Friday, October 15, 2010

Corporate big bucks literally buying U.S. politicians

Critics were absolutely correct when they predicted that U.S. elections would be drowned in corporate dollars if the U.S. Supreme Court removed prohibitions on corporations and labor unions to pay for political advertising.

Since the justices ruled last January in the Citizens United vs. Federal Elections Commission case, an almost incalculable flood of millions of dollars have been pouring into coffers of front organizations to pay for advertising.

The Republican Governors Association collected $31 million in 3 months; $13 million went to the Democratic Governors Association. One group, American Crossroads, expects to raise $65 million by Nov. 2. Media Matters Action Network has counted 60,000 conservative political ads just since August.

Unless laws are changed to restore some sort of limits, spending on the next presidential year elections will be stratospheric and truly a threat to the concept of grassroots financing of American politics.

Once average voters realize how politics have been commandeered by corporate dollars, chances of a backlash will be intensified. Even members of Congress whose campaigns benefit from this largesse are bound to see reform as needed.

This flood of dollars comes with a high price. It's variously called "marching to the drumbeat of others," "paying the piper," and "dancing with who brung you."

In writing checks to newly chartered organizations that provide anonymity, almost all big-buck business donors have an agenda more beneficial to themselves than to the public at large.

Some demands they'll levy on their political beneficiaries include less workplace safety and health regulation, reduced taxes, more privatized government services and programs, and reduced environmental protection. The drill is familiar. If congressional candidates financed by this tidal wave of money are triumphant, Americans can anticipate a revival of the Bush-Cheney business agenda.

Worse, evidence has surfaced that some groups, including the U.S. Chamber of Commerce, have collected major political campaign donations from foreign business interests. Existing law allows them to hide sources of donations.
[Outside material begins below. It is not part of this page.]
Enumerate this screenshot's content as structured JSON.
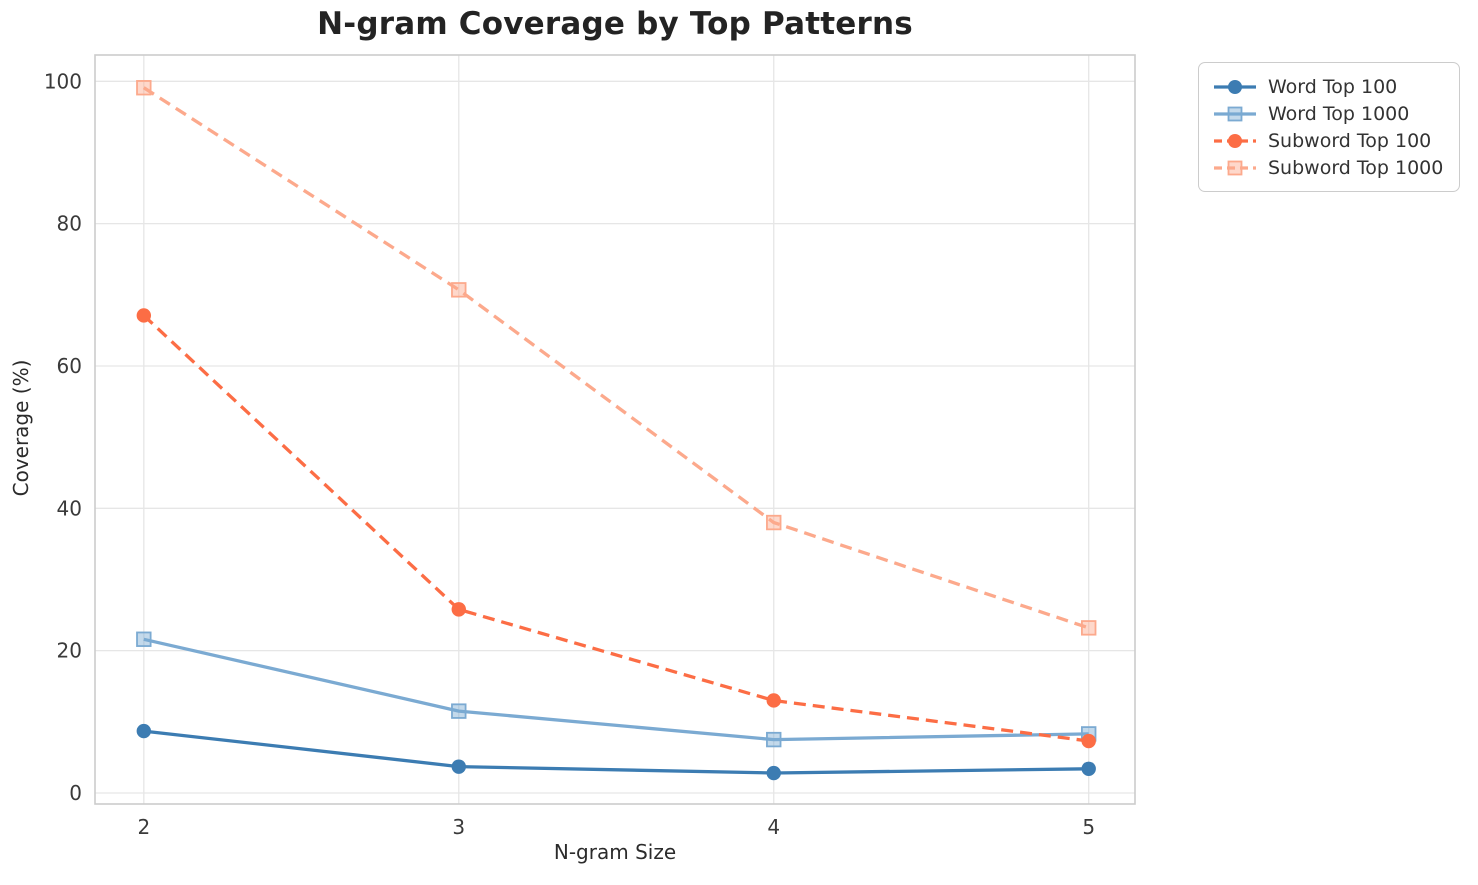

Influencing American democracy through anonymous financing is not the American way. Accountability by, and identity of, donors must be restored.

The notion that corporations should enjoy the same rights as individual voters is an outlandish judicial conclusion. No group of voters has the collective financial power of a single major corporation.

Good government cannot afford to be entrusted to the often selfish visions and policies of executives whose principal aim in life is profits, not the public trust.